For this, we are changing pressure at constant temperature. For the total derivative of the molar entropy as a function of temperature and pressure,

#dbarS(T,P) = ((delbarS)/(delP))_TdP + cancel(((delbarS)/(delT))_PdT)^(0)#

at constant temperature. From the Gibbs' free energy Maxwell relation,

#dbarG = -barSdT + barVdP#,

we know that #((delbarS)/(delP))_T = -((delbarV)/(delT))_P#, so that

#dbarS = -((delbarV)/(delT))_PdP#.

Assuming k-butanol is an ideal gas,

#PbarV = RT -> barV = (RT)/P#,

so #((delbarV)/(delT))_P = R/P# and:

#intdbarS = -R int_(P_1)^(P_2)1/PdP#

As a result, #DeltabarS# at constant temperature is given by:

#DeltabarS = -Rln(P_2/P_1)#

Now, the vapor pressure above the liquid is given as:

#log p = -(1971.7)/(theta + 230) + 8.5856#

where #p# is in #"mm Hg"# and #theta# is in #""^@ "C"#.

At #25^@ "C"#, this gives #log p = 0.8534#, so

#P_1 = 10^(0.8534)/("760 torr/atm") = "0.009389 atm"#.

The second pressure is given for the evolved gas upon vaporization as #"0.001 atm"#.
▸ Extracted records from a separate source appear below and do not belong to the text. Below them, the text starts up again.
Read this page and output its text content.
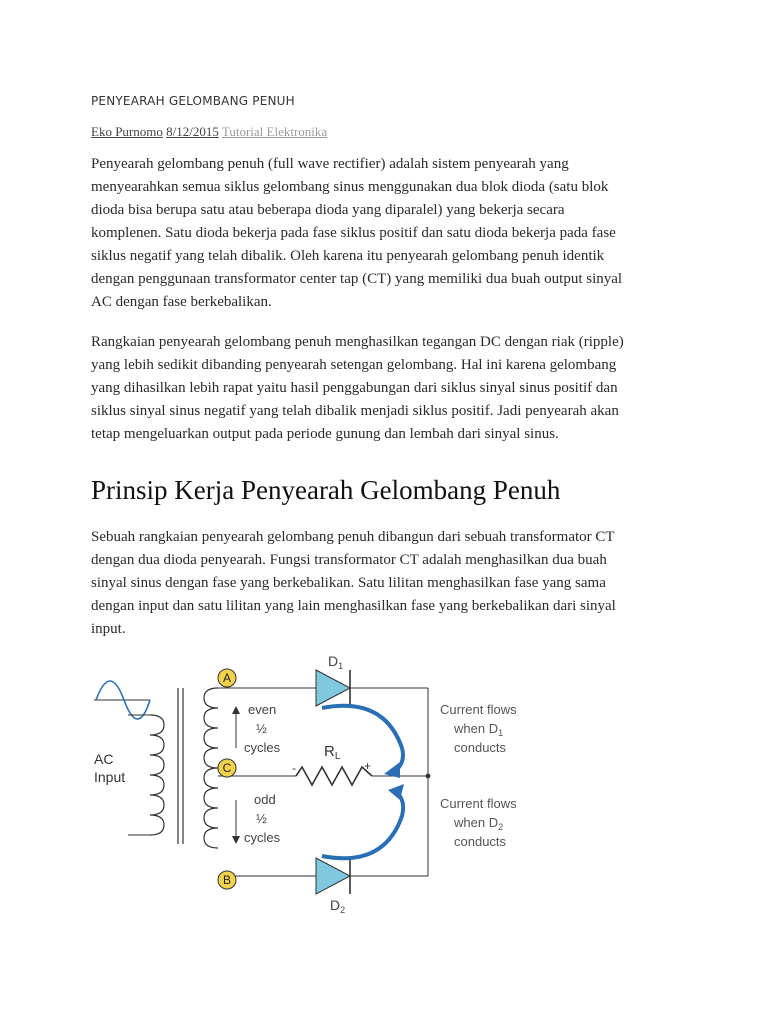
PENYEARAH GELOMBANG PENUH
Eko Purnomo 8/12/2015 Tutorial Elektronika

Penyearah gelombang penuh (full wave rectifier) adalah sistem penyearah yang
menyearahkan semua siklus gelombang sinus menggunakan dua blok dioda (satu blok
dioda bisa berupa satu atau beberapa dioda yang diparalel) yang bekerja secara
komplenen. Satu dioda bekerja pada fase siklus positif dan satu dioda bekerja pada fase
siklus negatif yang telah dibalik. Oleh karena itu penyearah gelombang penuh identik
dengan penggunaan transformator center tap (CT) yang memiliki dua buah output sinyal
AC dengan fase berkebalikan.

Rangkaian penyearah gelombang penuh menghasilkan tegangan DC dengan riak (ripple)
yang lebih sedikit dibanding penyearah setengan gelombang. Hal ini karena gelombang
yang dihasilkan lebih rapat yaitu hasil penggabungan dari siklus sinyal sinus positif dan
siklus sinyal sinus negatif yang telah dibalik menjadi siklus positif. Jadi penyearah akan
tetap mengeluarkan output pada periode gunung dan lembah dari sinyal sinus.

Prinsip Kerja Penyearah Gelombang Penuh

Sebuah rangkaian penyearah gelombang penuh dibangun dari sebuah transformator CT
dengan dua dioda penyearah. Fungsi transformator CT adalah menghasilkan dua buah
sinyal sinus dengan fase yang berkebalikan. Satu lilitan menghasilkan fase yang sama
dengan input dan satu lilitan yang lain menghasilkan fase yang berkebalikan dari sinyal
input.

A
C
B
AC
Input
even
½
cycles
odd
½
cycles
$D_1$
$D_2$
$R_L$
-	+
Current flows
when $D_1$
conducts
Current flows
when $D_2$
conducts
So, the change in entropy for vaporization of liquid k-butanol at #"298.15 K"# is:

#color(blue)(DeltabarS_"vap") = -"8.314472 J/mol"cdot"K"ln("0.001 atm"/"0.009389 atm")#

#= color(blue)("18.62 J/mol"cdot"K")#

At constant temperature,

#DeltaG = DeltaH - TDeltaS#,

so the change in Gibbs' free energy of vaporization is:

#color(blue)(DeltabarG_"vap") = "10.21 kcal/mol" xx "4.184 J"/"cal" - "298.15 K" cdot 18.62 xx 10^(-3) "kJ/mol"cdot"K"#

#= color(blue)("37.17 kJ/mol"cdot"K")#

This should make sense because the boiling point should be much higher than #25^@ "C"#, and thus this evaporation is nonspontaneous.